Just how much information is out there not protected by somebody's copyright? Certainly a newspaper article is, and the courts still haven't quite decided if the "facts" that a newspaper or non-fiction book publishes are copyright-distinguishable from the written text one reads, or the video one sees. When I say the Padres beat the Mets 5 to 3, is that a fact, or is that data itself really the property of Major League Baseball?

While they have no way to enforce their copyright at the office water cooler, they certainly will be weary of someone mapping their data into a data warehouse and mining it for statistics to analyze without their express written consent. ;)

Dan Brown could have just as easily lost in the lawsuit against him by the writers of Holy Blood And Holy Grail.

What could be considered public in this age where everybody knows everything, but it is highly likely that a corporation paid for that knowledge at some point and expects to be compensated?

As for the real public information, the reports from or for the governments, again you've got privacy issues and then you've got politics, both of which can be a hindrance to use or publication of that data (in spite of the likely legal rights to do so). Plus in this age of ever shrinking budgets, there's no money for putting real metadata around those databases (and given the likelihood of corruption inherent in them, no state-level incentive either).

Of the facts that are left after all that legal wrangling of personal privacy, corporate copyright, and government security, what does semantic technology get that is worth knowing?

By Joe Shelby (not verified) on 11 Jul 2010 #permalink

If you live in a corporate world, you've already done most of the rationalization of your internal data systems, so your pain shouldn't be bad enough to make RDF attractive. But the public data situation is one in which thousands of one-off databases need to be federated, and there are no meaningful choices other than RDF out there to use.

I really think your conception of public data is not only incomplete, but inaccurate.

There is $30B a year alone invested in federal research money via the NIH. All in I think the number tops $100B across the federal government. That generates vast swaths of data about our genomes, our climate, our weather, our educational system, and on and on and on.
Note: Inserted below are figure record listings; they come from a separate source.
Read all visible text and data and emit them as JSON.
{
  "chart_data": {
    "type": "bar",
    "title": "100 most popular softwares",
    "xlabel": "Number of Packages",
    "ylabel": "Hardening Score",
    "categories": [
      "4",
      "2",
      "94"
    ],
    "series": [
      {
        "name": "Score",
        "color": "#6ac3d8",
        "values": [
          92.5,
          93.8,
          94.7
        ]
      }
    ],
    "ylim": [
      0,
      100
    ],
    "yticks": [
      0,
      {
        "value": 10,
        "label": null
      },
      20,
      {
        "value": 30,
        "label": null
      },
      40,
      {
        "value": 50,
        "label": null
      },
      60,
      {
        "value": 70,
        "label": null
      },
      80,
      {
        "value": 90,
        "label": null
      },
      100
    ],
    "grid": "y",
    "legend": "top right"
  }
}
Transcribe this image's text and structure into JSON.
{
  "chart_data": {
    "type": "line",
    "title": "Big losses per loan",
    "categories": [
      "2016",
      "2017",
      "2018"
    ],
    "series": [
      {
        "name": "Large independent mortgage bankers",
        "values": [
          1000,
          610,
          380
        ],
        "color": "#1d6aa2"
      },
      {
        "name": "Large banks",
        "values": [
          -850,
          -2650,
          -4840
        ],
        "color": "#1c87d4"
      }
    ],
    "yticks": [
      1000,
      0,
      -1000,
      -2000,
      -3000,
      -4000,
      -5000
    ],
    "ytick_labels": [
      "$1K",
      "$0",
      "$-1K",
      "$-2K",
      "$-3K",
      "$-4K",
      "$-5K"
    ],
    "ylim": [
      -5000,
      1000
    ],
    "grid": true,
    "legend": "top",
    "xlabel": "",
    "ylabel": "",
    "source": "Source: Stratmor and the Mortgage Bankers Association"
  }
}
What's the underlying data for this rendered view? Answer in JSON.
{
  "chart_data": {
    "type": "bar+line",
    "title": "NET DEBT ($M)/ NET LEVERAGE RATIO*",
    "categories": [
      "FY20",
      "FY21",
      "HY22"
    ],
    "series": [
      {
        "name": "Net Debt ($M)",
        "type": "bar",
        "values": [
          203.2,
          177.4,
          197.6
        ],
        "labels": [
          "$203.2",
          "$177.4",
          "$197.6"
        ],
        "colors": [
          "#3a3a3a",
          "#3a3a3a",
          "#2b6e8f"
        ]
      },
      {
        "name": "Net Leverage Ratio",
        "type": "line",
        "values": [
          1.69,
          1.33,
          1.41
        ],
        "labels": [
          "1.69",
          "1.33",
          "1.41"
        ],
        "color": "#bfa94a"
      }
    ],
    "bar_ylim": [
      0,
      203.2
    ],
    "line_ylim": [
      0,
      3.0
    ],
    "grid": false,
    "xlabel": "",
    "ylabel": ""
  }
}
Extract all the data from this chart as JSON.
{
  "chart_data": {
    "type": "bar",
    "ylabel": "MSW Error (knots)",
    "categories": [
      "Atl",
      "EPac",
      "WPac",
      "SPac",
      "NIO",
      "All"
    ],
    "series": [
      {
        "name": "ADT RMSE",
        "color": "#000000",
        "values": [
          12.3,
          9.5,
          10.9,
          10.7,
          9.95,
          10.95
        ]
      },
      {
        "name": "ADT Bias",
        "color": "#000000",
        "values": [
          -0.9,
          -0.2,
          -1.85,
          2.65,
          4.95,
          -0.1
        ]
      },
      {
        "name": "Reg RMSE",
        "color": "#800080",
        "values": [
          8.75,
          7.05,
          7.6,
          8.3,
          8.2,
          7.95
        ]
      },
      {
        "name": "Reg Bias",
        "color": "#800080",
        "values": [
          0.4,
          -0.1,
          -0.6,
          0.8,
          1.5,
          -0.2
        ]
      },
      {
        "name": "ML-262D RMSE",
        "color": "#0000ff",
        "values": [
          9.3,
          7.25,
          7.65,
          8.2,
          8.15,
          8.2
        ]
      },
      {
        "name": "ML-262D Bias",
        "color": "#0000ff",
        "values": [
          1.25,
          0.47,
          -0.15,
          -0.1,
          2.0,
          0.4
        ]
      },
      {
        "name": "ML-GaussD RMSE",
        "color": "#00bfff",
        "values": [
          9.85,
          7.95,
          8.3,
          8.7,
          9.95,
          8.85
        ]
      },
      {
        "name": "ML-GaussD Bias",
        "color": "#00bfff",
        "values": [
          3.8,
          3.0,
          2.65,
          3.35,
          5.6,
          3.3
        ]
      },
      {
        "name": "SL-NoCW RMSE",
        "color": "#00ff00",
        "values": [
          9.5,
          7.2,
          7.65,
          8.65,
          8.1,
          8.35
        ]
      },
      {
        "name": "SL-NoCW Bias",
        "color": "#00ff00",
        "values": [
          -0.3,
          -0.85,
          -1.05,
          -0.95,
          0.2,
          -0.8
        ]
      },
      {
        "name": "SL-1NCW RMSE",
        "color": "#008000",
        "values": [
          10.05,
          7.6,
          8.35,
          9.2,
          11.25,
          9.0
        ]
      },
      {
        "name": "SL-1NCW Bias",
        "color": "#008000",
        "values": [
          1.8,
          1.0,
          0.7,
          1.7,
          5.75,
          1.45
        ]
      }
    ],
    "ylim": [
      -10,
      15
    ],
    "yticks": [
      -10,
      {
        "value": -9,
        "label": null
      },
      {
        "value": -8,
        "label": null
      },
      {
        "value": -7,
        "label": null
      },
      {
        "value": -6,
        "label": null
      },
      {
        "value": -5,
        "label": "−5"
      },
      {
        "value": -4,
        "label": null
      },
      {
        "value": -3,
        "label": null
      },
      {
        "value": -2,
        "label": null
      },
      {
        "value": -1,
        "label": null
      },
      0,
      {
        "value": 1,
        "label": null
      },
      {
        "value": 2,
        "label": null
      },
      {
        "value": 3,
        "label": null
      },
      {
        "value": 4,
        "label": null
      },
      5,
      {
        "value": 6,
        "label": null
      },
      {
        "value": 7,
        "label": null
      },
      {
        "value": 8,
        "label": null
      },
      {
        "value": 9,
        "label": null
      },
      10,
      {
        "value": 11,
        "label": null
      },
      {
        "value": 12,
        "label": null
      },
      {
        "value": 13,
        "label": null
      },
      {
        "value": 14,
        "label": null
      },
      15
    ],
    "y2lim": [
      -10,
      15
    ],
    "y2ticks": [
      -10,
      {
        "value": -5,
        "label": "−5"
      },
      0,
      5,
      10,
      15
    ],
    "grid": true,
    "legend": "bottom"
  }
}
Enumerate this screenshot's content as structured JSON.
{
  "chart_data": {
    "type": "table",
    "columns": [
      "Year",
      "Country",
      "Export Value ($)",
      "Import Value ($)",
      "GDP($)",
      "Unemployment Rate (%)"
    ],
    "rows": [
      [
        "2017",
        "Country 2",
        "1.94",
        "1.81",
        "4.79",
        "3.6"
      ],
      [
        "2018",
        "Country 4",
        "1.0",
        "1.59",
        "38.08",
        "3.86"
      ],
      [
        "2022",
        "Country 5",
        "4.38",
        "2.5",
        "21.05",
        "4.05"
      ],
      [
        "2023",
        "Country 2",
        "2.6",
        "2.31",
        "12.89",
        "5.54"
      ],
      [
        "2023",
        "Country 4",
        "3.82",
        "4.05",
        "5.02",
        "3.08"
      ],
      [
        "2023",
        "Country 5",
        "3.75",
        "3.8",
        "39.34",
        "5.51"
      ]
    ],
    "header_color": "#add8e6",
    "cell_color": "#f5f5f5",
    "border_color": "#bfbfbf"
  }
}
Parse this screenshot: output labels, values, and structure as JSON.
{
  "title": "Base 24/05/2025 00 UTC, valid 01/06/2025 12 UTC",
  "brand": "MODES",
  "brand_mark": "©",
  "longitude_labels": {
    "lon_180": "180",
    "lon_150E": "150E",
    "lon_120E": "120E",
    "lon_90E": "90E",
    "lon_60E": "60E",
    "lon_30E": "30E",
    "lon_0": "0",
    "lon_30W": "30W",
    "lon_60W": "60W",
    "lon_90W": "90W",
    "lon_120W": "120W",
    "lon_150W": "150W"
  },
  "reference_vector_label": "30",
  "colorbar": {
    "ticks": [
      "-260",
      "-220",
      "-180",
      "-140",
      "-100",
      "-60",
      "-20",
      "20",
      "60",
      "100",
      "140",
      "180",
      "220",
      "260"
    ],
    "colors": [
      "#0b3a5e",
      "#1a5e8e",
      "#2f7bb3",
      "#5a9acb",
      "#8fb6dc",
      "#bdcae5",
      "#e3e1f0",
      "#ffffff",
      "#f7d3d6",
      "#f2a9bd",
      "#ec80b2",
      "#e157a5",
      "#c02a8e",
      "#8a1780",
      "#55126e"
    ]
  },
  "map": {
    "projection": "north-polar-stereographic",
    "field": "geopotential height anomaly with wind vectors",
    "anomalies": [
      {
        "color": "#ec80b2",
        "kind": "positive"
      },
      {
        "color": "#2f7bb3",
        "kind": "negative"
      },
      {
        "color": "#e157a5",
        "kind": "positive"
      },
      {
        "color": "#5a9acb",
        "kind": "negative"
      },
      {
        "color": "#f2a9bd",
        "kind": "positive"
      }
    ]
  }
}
That's "public data" and there's boatloads of it.

There are no legal or privacy issues to the vast majority of that data. The polar data is public. The human genome and its children are public. Weather data is public. Data pouring in off sensor networks is public (see the link to the CDIAC website in the blog post for a very good example) and the people running these data centers are working into RDF formats even as we speak. Pharma likes RDF as well, as it provides a scalable way to connect the 1000+ public biological databases that were all written into different formats and naming systems. Copyright does not attach to the contents of these databases, at least in the United States (and assuming it's federal - because US government works do not receive copyrights). It's data, and it's public.

Public money is funding ontology work, because those ontologies need to exist in order to wire together disparate public databases and increase returns on investment. It goes on and on, and it cuts across disciplines.

RDF is duct tape for databases. It does that job extremely well, and there is a real demand for that job with billions and billions of dollars of real funding out there. If you don't like it, don't use it - like all standards, it's a choice to use it. I understand why people don't want to use it in their own world; what I don't understand is the persistent need to attack people who make the choice to use it.

RDF works. It sucks, it's ugly, it's not turing complete - but it works. And that in the end is what will win the day. Because scalable connected data is tremendously economically valuable to the funders who pay for its creation.